B2C platform that analyzes county property data to find comparable properties with lower valuations, generating appeal reports helping US homeowners save thousands on property taxes. Architected full stack from ML algorithms to production deployment serving 50+ counties.
Multi-layer system with specialized components:
Designed custom distance metric combining Hamming distance for categorical features (location, property type, construction quality) and weighted Euclidean distance for numerical features (square footage, lot size, age). Normalized to [0,1] range with county-specific α tuning based on local assessment methodology. Formula: similarity = α * hamming + (1-α) * euclidean.
Reduced search time from 30+ seconds to <2 seconds through spatial indexing (KD-trees, ball-trees), pre-computed similarity matrices for common searches, and county-specific model weight caching. Implemented nearest neighbor search with scikit-learn optimized for property data characteristics.
Built ETL system handling diverse county formats (CSV, Excel, PDF scraping) with automated validation catching >90% errors, heuristic-based imputation for missing values, and pluggable parsers for rapid county onboarding. Enriched property data with geographic features (school districts, crime rates, market trends).

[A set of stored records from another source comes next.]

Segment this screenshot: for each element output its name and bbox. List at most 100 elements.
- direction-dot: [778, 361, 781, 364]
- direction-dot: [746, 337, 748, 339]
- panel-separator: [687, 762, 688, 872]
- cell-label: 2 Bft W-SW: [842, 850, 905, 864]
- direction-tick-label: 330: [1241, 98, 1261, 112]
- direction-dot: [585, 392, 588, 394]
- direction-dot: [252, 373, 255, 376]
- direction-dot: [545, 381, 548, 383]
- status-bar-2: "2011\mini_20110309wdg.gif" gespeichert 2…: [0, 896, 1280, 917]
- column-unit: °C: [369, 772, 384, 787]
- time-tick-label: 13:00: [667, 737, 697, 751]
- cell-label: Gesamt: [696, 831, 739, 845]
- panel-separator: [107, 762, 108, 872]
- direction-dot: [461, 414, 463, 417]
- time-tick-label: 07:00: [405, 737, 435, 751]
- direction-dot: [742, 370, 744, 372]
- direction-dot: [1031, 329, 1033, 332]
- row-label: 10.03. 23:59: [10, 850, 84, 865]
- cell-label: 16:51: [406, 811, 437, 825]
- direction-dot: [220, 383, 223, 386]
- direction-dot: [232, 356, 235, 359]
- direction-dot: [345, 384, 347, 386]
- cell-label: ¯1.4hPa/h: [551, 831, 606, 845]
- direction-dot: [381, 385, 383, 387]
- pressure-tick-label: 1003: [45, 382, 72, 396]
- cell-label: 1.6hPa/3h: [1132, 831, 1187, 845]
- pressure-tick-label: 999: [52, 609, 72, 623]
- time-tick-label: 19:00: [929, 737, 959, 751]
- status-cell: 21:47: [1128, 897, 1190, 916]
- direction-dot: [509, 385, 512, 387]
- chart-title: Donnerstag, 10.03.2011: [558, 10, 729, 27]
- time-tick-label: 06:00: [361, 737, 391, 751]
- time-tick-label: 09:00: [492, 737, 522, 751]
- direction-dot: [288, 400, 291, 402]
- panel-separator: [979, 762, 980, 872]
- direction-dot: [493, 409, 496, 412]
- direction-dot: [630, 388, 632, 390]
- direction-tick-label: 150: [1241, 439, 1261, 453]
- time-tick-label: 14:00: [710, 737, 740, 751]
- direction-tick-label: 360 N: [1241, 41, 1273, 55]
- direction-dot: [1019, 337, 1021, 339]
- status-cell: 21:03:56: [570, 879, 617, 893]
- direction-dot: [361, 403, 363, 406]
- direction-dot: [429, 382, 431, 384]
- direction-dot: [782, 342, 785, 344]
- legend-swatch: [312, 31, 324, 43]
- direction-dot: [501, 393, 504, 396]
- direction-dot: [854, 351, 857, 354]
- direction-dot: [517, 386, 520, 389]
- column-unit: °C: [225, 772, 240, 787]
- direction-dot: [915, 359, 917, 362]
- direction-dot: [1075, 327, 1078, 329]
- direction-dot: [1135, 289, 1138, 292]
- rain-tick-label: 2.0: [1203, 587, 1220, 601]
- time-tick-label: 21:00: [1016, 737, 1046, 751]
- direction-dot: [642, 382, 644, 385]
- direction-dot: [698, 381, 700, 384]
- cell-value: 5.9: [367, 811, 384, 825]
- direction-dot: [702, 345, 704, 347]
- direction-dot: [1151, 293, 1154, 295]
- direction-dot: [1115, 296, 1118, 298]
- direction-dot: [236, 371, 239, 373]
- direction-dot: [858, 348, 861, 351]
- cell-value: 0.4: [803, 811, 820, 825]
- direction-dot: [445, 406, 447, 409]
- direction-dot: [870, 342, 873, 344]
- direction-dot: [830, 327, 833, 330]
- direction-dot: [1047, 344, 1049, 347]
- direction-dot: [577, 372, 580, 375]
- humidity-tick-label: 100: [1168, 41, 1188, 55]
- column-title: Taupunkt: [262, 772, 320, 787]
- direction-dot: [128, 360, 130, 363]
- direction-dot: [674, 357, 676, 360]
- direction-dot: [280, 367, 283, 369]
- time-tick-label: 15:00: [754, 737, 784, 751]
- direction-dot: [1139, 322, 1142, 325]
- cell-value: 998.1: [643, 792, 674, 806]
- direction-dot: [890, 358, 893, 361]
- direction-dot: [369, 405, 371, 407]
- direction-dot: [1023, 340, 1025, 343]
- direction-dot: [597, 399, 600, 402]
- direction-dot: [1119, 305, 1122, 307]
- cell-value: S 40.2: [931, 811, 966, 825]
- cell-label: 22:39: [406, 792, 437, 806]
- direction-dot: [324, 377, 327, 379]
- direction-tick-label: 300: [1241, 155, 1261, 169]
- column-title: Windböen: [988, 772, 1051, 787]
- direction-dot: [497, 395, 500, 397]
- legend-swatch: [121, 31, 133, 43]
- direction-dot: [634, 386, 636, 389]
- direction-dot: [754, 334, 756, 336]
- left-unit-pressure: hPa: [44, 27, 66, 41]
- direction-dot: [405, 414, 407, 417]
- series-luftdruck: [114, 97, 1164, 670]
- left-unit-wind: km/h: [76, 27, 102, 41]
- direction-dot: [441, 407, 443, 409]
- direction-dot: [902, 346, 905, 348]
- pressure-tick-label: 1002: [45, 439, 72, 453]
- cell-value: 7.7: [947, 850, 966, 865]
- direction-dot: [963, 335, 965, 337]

Microservices design isolating property search, report generation, and payments. Kubernetes horizontal pod autoscaling based on traffic patterns, PostgreSQL read replicas for report-heavy workloads, and CDN for static assets. Deployed with GitOps CI/CD ensuring zero-downtime updates.
Average user saves $2,500 annually with 70%+ appeal success rate. Platform automates 95% of report generation with legal compliance for state-specific requirements. Supports 50+ counties processing millions of property records.